The Druid Spectre was Annihilate loud thundring rejoicing terrific vanishing J98.7; E257| Fourfold Annihilation & at the clangor of the Arrows of Intellect J98.8; E257| The innumerable Chariots of the Almighty appeard in Heaven J98.9; E257| And Bacon & Newton & Locke, & Milton & Shakspear & Chaucer (Jerusalem 98: 6-9 [257])
In Night II of The Four Zoas Urizen lost his faith and in vision saw the world collapsing into darkness:
FZ2: 23:9-24.8; (314)
In Globes of Fire II we read:
"Los, the Imagination, carries his globe of fire to provide light and energy to the intuitive mind which discerns the spiritual dimension. Urizen is likewise endowed with a globe of fire so that the mind might reason and understand through the intellect. No light is brighter than that of the Eternal Urizen before the fall. The role of reason is preeminent until Urizen, the Prince of Light, refuses to accept the role of guide to the newly created man.
Urizen continues to carry his globe of fire after his fall into the dark abyss. His fate is to explore with a dim light which leads him into erroneous pathways. He substitutes his books of descriptions and laws for his faith in the ever expanding light.
It was Blake's belief that if man's ability to reason led him to depend on his own powers to give structure and meaning to the world, he was sorely deceived. Reason is capable of discerning and manipulating the finite and material; Intuition or Imagination sees the Infinite and Eternal.
From Blake's Book of Urizen:
Book of Urizen, Plate 20, (E 81)
"1. Urizen explor'd his dens Mountain, moor, & wilderness, With a globe of fire lighting his journey A fearful journey, annoy'd By cruel enormities: forms Plate 23 |
3 comments:
What Einstein had to say:
"The intuitive mind is a sacred gift and the rational mind is a faithful servant.

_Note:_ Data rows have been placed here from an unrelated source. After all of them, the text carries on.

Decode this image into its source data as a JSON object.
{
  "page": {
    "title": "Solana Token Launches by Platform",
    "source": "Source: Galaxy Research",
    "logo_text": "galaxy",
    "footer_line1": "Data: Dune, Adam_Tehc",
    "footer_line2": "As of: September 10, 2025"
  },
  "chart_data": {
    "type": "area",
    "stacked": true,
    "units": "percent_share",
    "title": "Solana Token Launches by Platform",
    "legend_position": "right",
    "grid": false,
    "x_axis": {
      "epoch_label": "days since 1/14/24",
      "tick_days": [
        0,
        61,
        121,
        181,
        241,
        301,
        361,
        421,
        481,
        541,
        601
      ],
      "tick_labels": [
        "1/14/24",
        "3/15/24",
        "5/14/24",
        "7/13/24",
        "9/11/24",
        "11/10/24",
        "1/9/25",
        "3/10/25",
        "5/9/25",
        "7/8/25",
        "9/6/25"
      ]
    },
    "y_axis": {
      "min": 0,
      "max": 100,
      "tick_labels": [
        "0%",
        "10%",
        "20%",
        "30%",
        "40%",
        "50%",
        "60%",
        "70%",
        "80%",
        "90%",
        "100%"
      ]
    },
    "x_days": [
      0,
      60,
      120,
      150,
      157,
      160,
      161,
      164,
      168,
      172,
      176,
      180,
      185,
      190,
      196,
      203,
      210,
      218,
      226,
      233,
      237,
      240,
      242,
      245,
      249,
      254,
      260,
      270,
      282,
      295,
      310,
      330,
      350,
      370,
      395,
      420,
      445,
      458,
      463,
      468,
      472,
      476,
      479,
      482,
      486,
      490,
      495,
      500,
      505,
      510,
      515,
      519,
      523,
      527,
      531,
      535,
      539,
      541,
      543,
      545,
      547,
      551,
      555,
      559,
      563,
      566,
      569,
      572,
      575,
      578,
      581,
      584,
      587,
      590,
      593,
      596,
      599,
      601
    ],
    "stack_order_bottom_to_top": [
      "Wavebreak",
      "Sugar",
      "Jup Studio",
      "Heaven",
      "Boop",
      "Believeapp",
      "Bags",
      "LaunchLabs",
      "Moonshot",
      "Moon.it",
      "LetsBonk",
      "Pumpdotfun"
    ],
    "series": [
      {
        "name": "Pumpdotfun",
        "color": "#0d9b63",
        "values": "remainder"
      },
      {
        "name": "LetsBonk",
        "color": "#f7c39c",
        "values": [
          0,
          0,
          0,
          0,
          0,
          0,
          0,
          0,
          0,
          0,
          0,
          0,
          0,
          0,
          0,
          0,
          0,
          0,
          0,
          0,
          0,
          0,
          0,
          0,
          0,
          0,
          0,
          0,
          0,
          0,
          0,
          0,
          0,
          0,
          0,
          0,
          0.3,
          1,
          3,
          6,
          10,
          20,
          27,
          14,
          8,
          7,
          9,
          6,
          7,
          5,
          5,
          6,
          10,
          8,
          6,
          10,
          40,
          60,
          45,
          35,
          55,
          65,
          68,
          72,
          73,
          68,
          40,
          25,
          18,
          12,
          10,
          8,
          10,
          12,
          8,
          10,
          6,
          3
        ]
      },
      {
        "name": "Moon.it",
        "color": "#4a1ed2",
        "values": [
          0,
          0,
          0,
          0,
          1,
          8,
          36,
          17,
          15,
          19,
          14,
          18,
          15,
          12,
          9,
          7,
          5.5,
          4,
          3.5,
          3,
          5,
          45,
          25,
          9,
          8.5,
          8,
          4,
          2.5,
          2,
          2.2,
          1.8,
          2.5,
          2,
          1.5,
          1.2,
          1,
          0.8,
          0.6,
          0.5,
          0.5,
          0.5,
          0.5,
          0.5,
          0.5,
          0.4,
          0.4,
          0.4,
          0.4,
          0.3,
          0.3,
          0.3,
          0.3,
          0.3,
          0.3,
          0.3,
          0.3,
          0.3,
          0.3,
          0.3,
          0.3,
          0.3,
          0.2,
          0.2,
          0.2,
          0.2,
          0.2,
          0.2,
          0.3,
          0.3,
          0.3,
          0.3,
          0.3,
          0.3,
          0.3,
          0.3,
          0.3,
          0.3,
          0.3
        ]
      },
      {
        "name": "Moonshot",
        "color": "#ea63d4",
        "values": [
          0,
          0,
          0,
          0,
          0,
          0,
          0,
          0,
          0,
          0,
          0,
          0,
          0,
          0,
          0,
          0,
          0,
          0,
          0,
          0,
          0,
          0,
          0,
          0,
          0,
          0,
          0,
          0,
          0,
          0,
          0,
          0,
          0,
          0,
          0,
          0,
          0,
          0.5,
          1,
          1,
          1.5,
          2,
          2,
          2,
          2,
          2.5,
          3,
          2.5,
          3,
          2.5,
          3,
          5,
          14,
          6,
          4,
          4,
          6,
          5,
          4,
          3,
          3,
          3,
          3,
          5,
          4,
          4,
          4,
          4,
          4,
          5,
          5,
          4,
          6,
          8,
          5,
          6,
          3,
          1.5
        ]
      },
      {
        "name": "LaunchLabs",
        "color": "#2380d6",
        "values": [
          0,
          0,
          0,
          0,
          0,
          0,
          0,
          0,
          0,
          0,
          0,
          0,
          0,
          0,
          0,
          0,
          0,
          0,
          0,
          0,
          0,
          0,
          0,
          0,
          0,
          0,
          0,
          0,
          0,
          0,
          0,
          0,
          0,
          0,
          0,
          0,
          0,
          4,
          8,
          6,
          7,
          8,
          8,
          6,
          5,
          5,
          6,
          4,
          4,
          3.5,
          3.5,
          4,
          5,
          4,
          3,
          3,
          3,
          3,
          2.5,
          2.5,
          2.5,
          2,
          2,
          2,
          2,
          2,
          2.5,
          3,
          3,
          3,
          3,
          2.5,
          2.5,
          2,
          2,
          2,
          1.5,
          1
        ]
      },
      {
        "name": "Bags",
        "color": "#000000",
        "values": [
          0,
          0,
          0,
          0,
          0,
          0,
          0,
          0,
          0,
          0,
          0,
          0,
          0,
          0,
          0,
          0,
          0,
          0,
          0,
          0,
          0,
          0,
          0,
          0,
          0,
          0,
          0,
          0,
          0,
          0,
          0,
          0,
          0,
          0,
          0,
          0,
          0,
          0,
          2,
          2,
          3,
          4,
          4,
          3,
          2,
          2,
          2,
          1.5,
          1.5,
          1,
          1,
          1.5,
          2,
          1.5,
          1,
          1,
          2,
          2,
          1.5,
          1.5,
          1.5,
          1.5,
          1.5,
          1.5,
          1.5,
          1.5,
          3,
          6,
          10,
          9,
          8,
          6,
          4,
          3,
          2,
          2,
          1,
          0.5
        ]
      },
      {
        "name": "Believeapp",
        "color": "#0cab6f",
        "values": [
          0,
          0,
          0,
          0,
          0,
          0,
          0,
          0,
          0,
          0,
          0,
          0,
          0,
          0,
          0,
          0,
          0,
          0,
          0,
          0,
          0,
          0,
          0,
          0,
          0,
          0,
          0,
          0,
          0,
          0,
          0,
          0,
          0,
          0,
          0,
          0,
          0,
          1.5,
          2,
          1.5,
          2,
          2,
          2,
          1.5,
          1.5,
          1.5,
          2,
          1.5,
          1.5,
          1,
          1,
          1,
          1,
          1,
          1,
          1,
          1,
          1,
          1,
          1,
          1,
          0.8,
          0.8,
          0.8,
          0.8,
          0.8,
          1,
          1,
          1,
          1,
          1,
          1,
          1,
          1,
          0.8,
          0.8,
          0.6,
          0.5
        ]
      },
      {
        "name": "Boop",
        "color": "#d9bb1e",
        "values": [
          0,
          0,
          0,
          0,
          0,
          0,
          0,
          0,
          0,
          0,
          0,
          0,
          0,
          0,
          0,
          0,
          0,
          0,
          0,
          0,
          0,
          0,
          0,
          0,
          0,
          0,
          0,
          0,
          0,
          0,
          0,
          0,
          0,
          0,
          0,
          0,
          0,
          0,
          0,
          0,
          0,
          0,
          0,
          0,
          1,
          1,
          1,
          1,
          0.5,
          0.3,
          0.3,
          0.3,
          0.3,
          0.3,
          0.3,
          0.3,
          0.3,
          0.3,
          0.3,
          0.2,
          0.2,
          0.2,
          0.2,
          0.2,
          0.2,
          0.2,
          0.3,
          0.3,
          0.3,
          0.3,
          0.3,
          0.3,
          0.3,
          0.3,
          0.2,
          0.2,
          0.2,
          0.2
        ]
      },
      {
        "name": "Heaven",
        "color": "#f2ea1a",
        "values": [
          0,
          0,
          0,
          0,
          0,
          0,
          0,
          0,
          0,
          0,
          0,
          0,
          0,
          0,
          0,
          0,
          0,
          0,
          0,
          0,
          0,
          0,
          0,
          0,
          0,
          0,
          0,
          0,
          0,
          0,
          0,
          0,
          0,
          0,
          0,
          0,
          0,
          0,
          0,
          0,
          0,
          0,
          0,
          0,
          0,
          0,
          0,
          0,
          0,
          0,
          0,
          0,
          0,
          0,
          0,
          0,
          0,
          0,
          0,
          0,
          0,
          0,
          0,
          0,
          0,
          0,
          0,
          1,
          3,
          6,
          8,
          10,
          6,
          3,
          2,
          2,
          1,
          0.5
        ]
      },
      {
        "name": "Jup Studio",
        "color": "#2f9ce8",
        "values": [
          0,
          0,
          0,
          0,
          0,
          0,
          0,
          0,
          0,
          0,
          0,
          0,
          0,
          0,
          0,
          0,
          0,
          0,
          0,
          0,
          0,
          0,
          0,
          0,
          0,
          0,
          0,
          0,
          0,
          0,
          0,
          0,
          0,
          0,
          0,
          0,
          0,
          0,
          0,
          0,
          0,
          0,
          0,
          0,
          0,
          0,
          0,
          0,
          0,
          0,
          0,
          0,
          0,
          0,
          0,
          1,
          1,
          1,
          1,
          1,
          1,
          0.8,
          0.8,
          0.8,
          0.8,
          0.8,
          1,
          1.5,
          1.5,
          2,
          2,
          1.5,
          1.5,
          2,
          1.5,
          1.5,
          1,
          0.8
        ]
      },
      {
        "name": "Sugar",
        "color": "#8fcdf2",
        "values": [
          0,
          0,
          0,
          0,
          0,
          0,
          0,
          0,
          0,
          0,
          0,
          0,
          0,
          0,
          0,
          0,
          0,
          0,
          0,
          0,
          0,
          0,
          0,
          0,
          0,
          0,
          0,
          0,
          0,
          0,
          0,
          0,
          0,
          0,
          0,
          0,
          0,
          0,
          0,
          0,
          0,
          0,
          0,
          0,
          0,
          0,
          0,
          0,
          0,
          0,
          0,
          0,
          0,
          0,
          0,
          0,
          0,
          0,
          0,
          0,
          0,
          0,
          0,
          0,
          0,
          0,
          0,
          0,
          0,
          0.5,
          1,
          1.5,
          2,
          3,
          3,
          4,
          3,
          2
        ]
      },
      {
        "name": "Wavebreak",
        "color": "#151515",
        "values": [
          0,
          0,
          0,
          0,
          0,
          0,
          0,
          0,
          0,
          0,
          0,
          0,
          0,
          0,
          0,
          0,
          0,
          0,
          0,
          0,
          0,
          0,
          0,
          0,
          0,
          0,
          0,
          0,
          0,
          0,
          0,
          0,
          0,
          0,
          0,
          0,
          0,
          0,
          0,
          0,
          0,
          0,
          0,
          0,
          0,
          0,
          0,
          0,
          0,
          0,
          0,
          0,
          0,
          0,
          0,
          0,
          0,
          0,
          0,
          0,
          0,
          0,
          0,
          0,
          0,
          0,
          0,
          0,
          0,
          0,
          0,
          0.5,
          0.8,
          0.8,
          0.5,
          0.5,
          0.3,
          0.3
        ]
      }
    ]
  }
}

We have created a society that honors the servant and has forgotten the gift."
Your description of Urizen, and Blake’s attitude to Newton & Locke reminds me of the man who first taught me about it. He ascribed his own ideas about “man’s four-fold nature”, and this primacy of intuition over reason, to William Blake.
His name was Theodore Faithfull and I’ve been meaning for some time to mention him to you. As a young man I had a few sessions of psychotherapy with him. He had written several books mainly on psychology. In the Thirties he had run one of the first “free schools”, free in the sense that the pupils could skip any class if they wished and had their own parliament to run the place. Rumours of scandals were never properly dispelled. He also called himself a sexologist. He was in his eighties when I met him (I was 22) and you could not imagine a less orthodox psychoanalyst. He talked more than he listened, performed a physical intervention to “free up energy” which he would not get away with these days, and talked endlessly about Blake. He was the grandfather of Marianne Faithfull, the singer & one-time girlfriend of Mick Jagger.
His medical qualification was in veterinary medicine, by virtue of which he could give out prescriptions for amphetamines and presumably any other drug he wished. So he gave me some of them to deal with my nervousness at having to address a hall of prospective clients at work. They made me bizarrely over-confident, puzzling the attendees and leaving opinion divided among my colleagues as to whether my presentation was a triumph or a disaster. It wasn’t as bizarre as Gussie Fink-Nottle’s prize-giving speech to the scholars of Snodsbury Grammar school, after he has overdosed on whisky beforehand, but it was going in that direction. (An incident from What Ho, Jeeves! by P G Wodehouse.)
I think of all his ideas only the Blakean ones had a lasting influence upon me. I recall once spending a day at the City Library in Birmingham poring over facsimile copies of the Prophetic Books, trying to absorb what Blake was trying to convey, and getting little from them, except his energy. And I suppose I mixed up William & Theodore in my unconscious mind, as if they were interchangeable.
wow, Vincent; that's great info: about yourself and about this man, whom I intend to look up and read about.
Thanks for your interest in our blog.